1. ## homomorphism question

The mapping f from R* to R* (R*=set of real numbers with no zero), defined by f(x)=|x|, is a homomorphism with Ker f = {1,-1}. How would I prove that this mapping is a homomorphism? I am really struggling with this concept, any help would be great.

2. Originally Posted by wutang
The mapping f from R* to R* (R*=set of real numbers with no zero), defined by f(x)=|x|, is a homomorphism with Ker f = {1,-1}. How would I prove that this mapping is a homomorphism? I am really struggling with this concept, any help would be great.
you should determine the operation on the group, or the ring if you are talking about rings

3. Originally Posted by Amer
you should determine the operation on the group, or the ring if you are talking about rings
It is multiplication on a group. There is no zero, and so it is not a ring and it is not addition.

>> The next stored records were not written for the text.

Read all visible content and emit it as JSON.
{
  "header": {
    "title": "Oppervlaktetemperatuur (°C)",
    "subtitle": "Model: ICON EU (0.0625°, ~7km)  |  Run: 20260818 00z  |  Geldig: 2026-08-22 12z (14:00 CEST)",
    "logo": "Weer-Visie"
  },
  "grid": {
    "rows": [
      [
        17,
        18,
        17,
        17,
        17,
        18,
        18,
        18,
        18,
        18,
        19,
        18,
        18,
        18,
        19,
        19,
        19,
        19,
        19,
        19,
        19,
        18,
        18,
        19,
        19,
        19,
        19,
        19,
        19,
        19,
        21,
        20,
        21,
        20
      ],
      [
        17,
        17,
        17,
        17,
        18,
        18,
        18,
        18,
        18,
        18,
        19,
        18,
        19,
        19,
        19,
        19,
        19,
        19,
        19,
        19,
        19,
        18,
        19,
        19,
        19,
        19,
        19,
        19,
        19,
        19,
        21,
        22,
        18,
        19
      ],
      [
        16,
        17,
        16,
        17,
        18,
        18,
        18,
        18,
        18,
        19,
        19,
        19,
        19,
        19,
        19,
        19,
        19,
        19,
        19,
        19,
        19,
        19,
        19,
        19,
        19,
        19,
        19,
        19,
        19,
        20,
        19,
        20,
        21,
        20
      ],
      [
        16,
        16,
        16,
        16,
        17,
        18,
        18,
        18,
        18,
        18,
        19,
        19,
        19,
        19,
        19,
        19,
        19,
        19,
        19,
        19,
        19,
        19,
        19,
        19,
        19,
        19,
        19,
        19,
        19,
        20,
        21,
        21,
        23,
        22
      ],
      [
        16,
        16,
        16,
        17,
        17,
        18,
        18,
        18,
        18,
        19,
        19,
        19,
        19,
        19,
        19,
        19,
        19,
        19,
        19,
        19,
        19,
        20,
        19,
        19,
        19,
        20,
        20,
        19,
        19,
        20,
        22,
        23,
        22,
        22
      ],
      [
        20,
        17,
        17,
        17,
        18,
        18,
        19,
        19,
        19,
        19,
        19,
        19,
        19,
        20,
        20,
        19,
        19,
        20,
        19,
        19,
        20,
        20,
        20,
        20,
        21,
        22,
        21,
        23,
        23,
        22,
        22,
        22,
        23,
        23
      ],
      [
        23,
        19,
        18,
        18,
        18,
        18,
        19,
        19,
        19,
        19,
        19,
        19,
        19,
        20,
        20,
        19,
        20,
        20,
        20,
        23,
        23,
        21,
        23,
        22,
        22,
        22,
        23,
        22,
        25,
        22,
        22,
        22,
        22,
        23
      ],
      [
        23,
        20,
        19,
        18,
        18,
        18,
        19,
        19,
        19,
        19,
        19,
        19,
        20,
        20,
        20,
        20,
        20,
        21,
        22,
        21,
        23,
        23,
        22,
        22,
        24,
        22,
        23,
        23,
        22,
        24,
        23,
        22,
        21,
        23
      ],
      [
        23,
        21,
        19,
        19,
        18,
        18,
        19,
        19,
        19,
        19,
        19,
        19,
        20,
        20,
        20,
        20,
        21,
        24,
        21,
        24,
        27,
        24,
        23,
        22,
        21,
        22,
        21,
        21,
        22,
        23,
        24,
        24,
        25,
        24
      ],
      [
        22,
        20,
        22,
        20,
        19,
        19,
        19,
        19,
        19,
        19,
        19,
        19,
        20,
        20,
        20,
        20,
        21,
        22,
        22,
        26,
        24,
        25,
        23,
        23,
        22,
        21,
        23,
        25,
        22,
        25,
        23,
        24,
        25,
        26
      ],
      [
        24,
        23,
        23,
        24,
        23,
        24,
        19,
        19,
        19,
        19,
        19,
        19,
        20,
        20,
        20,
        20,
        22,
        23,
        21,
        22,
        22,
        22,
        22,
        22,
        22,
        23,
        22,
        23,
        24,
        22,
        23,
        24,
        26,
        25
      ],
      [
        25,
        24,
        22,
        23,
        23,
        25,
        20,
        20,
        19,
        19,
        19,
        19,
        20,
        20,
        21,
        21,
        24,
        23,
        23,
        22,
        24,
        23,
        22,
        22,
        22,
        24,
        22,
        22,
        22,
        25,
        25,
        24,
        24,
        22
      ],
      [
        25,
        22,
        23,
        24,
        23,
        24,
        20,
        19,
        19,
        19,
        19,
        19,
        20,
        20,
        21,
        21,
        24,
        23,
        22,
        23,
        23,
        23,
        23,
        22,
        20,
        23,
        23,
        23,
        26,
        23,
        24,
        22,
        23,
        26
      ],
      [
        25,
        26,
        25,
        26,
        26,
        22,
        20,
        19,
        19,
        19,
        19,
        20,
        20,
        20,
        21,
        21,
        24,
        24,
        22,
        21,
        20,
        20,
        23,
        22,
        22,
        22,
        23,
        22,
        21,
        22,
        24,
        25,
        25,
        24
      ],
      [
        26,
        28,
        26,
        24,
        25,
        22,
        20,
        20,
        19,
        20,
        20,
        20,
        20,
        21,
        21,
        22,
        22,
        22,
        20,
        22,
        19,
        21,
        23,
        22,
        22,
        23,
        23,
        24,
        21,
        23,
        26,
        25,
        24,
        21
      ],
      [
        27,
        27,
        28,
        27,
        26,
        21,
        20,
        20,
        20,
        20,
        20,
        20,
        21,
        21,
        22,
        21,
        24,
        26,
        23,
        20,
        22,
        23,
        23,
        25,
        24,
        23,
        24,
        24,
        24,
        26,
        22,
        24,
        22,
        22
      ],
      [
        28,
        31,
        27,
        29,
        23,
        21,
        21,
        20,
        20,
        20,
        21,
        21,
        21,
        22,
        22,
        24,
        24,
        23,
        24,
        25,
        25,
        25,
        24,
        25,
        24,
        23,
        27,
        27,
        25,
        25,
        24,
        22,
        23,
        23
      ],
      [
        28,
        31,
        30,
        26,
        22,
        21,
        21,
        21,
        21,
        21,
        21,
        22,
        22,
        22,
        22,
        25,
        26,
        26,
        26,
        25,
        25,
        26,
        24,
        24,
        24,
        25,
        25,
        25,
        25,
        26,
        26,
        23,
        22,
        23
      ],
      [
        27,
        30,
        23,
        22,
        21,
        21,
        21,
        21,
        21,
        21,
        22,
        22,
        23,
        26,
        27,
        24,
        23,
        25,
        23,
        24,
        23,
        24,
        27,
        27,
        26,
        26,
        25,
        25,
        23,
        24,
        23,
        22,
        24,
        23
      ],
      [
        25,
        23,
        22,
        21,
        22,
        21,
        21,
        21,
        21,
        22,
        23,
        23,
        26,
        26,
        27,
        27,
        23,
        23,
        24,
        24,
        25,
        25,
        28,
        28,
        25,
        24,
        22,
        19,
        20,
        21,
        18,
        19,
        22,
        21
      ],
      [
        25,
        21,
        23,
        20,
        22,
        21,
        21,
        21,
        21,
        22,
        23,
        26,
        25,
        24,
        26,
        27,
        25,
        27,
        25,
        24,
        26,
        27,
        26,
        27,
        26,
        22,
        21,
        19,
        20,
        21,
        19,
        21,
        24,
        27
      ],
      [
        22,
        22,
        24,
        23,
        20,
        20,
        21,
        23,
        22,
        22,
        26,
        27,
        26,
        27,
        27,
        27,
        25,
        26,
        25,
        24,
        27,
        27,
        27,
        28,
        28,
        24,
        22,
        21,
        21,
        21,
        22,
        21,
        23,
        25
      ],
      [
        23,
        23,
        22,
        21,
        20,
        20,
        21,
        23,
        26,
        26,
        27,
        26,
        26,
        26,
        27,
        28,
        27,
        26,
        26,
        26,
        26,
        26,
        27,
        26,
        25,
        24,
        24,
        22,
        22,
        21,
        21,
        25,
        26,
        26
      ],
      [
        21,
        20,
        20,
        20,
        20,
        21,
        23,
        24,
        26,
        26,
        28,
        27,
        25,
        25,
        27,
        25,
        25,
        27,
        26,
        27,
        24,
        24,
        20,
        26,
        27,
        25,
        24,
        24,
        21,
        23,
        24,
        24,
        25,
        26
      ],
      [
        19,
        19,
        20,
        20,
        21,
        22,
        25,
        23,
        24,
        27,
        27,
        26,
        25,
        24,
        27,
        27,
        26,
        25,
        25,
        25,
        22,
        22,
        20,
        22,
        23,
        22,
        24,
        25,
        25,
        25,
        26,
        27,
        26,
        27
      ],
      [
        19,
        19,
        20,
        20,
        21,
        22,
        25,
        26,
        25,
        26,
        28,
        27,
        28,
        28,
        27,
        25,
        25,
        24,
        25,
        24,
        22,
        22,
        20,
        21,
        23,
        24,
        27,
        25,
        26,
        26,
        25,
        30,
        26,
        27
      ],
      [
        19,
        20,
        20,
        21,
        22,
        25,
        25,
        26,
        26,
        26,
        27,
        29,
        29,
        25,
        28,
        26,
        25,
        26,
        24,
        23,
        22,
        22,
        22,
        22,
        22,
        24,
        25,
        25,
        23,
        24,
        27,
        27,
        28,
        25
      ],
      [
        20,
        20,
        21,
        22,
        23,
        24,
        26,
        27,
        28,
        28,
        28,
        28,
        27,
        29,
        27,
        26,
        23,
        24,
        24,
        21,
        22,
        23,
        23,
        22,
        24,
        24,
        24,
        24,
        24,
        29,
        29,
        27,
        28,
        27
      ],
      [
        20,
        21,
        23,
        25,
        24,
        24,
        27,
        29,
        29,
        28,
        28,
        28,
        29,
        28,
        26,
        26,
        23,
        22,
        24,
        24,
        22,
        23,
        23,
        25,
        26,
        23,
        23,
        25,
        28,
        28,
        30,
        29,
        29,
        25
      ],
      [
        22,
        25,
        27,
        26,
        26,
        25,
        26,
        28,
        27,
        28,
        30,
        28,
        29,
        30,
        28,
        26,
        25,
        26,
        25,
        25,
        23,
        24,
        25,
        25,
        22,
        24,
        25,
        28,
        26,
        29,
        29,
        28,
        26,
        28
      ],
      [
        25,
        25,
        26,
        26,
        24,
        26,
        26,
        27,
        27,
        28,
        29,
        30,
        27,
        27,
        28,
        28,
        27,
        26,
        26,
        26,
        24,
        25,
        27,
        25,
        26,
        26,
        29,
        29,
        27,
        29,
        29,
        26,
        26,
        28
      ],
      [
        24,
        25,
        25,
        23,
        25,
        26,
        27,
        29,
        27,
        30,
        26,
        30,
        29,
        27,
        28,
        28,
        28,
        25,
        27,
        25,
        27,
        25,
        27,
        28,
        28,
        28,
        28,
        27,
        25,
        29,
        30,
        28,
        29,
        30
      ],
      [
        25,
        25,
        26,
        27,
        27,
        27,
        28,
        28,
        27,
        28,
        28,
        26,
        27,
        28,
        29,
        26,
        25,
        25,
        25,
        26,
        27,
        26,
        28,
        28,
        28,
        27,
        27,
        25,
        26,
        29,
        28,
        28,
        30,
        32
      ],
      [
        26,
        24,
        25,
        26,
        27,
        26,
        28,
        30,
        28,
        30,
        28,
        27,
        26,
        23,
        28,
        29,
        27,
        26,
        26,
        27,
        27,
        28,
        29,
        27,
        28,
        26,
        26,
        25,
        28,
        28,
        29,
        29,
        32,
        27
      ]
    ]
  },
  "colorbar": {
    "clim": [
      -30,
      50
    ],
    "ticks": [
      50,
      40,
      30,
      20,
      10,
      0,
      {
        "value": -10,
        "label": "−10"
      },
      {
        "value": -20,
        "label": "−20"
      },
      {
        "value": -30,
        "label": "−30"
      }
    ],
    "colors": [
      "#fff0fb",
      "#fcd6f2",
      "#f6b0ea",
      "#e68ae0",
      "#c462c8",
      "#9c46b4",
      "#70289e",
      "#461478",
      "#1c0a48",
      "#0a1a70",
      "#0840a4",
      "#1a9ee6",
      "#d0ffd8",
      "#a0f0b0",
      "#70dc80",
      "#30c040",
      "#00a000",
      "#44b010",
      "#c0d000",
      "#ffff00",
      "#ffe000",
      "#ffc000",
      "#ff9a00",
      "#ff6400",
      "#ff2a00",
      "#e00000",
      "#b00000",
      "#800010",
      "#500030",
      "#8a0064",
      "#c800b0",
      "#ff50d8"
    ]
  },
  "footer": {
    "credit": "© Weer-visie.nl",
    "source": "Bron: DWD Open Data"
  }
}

A homomorphism is a function which preserves your operation (here, it is multiplication). That is, they are functions such that $f(a)f(b) = f(ab)$. So it does not matter if you multiply $a$ and $b$ together then apply the function, or if you multiply their images, you will always get the same element. These are nice, and they allow us to compare groups in a natural way.

I would attack this problem by using that fact that $|a| = \sqrt{a^2}$. The solution just sort of pops out this way.